You’ve got to care careful with the fishery, because some people tune out when the word fish is mentioned.

It’s hard enough to keep people’s attention as it is.

What I’d like to talk more about, in regards to the fishery, is solutions.

How do we fix it?

Ray Johnson of the Community Linkages Network is probably best known as a member of Buddy Wasisname and the Other Fellas.

Ray was on Backtalk Wednesday talking about how there’s an MOU process ongoing to restructure the fishery but regular Newfoundlanders and Labradorians, and the outports themselves, aren’t included.

Well, we can have a discussion here.

How do we turn the fishery around?


I started off the show with some bad news if you remember.

Mary Walsh is NOT going to be our next government-general, the next governor-general of Canada.

It’s some Ontario guy.

So let me end off my monologue with some good news.

Good news in the fishery.

Yes, there is such a thing.

There’s a new study out that says fish oil appears to fight breast cancer.

New research shows that women who take fish oil supplements have a lower risk of developing the most common type of breast cancer.

The study provides support for the idea “that the omega-3 fatty acids that are found in fish oil might be beneficial for breast cancer.

Its already been shown that the oils may be beneficial to cardiovascular disease.

So let me ask you, have you had your feed of fish today?

The Backtalk lines are open.

1 comment:

Chris said...

I don’t think we should be pissed off or too surprised that a Newfoundlander, in this case Mary Walsh, was not appointed Governor General. Nor do I think we should be too upset that a person from this province has yet been appointed to the Supreme Court. I’m sure both will eventually happen.
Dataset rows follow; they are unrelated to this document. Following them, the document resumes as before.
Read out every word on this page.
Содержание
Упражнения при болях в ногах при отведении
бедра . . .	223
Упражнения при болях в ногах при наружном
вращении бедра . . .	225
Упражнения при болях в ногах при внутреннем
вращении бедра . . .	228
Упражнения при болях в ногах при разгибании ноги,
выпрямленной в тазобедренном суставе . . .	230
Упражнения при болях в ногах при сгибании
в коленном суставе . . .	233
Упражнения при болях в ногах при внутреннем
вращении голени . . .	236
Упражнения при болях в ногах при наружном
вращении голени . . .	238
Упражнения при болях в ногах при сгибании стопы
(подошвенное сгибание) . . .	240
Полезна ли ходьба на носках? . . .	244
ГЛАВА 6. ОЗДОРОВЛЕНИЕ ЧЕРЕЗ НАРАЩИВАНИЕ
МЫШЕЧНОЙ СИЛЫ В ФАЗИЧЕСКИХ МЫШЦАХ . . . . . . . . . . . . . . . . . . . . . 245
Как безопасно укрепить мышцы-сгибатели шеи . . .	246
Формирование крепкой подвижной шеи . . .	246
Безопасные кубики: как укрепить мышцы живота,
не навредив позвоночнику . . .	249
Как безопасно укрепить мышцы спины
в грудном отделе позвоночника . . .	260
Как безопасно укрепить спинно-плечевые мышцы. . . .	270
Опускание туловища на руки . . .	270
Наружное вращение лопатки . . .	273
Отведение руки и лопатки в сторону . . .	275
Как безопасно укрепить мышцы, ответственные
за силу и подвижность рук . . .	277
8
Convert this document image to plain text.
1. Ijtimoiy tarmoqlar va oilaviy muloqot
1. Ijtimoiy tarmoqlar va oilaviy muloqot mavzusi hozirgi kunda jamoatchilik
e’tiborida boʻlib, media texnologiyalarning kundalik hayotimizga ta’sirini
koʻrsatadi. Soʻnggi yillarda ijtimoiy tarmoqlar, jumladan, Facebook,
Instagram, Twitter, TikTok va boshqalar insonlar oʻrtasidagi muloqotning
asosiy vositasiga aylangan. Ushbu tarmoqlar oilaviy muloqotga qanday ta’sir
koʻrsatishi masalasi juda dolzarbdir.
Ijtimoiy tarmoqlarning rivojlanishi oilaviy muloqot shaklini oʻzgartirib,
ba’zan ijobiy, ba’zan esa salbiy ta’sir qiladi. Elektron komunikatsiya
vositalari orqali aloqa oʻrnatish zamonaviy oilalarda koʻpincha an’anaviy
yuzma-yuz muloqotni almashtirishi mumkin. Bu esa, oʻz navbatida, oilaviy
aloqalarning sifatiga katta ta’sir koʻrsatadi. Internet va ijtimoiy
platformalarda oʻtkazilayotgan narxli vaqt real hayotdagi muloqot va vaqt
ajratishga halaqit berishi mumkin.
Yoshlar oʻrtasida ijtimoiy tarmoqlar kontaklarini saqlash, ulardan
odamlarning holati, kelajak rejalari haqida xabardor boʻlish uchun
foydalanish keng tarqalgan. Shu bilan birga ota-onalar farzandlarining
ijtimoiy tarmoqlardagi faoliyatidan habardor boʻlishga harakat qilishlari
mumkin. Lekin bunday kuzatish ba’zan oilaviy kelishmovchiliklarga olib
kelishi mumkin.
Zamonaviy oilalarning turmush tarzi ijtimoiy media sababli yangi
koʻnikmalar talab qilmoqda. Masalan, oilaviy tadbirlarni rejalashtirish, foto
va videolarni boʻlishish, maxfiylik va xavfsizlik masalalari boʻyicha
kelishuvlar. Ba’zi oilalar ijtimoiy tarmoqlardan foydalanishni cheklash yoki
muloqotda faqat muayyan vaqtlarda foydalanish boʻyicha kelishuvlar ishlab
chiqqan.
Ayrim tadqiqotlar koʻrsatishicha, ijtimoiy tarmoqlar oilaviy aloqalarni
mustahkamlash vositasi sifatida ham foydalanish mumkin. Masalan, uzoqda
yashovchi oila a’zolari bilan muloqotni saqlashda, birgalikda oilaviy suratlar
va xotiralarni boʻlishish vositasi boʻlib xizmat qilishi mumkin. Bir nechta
The naming of a Governor General is a purely patronage appointment – another reason to get rid of it. I disagree with your assumption that naming Walsh would hurt Harper. If anything she was a safe pick – perhaps not appeasing the neo-cons – but would be looked at favourably by other Canadians, particularly those who don’t historically support Harper. That being said, David Johnson is still the smart, strategic choice.

But people should be appointed on merit and not because they come from a certain cultural group, race or other specific minority demographic. It’s similar to affirmative action in the US, a policy I deplore. It’s the policy that - in many cases - see qualified candidates passed over for job promotions because minorities have to placed in higher level positions. And just because I don’t agree with affirmative action does not make me a racist or a right wing zealot.

I should point out that like all Newfoundlanders, I am proud and happy to be from this place. But I’m also a proud Canadian and far from a Harper apologist. I’m all for Newfoundlanders (and Labradorians) being appointed to high profile positions, but like everyone else, they should deserve that appointment.

Crying foul just because “we” didn’t get the job is petty. It diminishes the validity of the argument of those who continually blame Ottawa – regardless of who’s in power.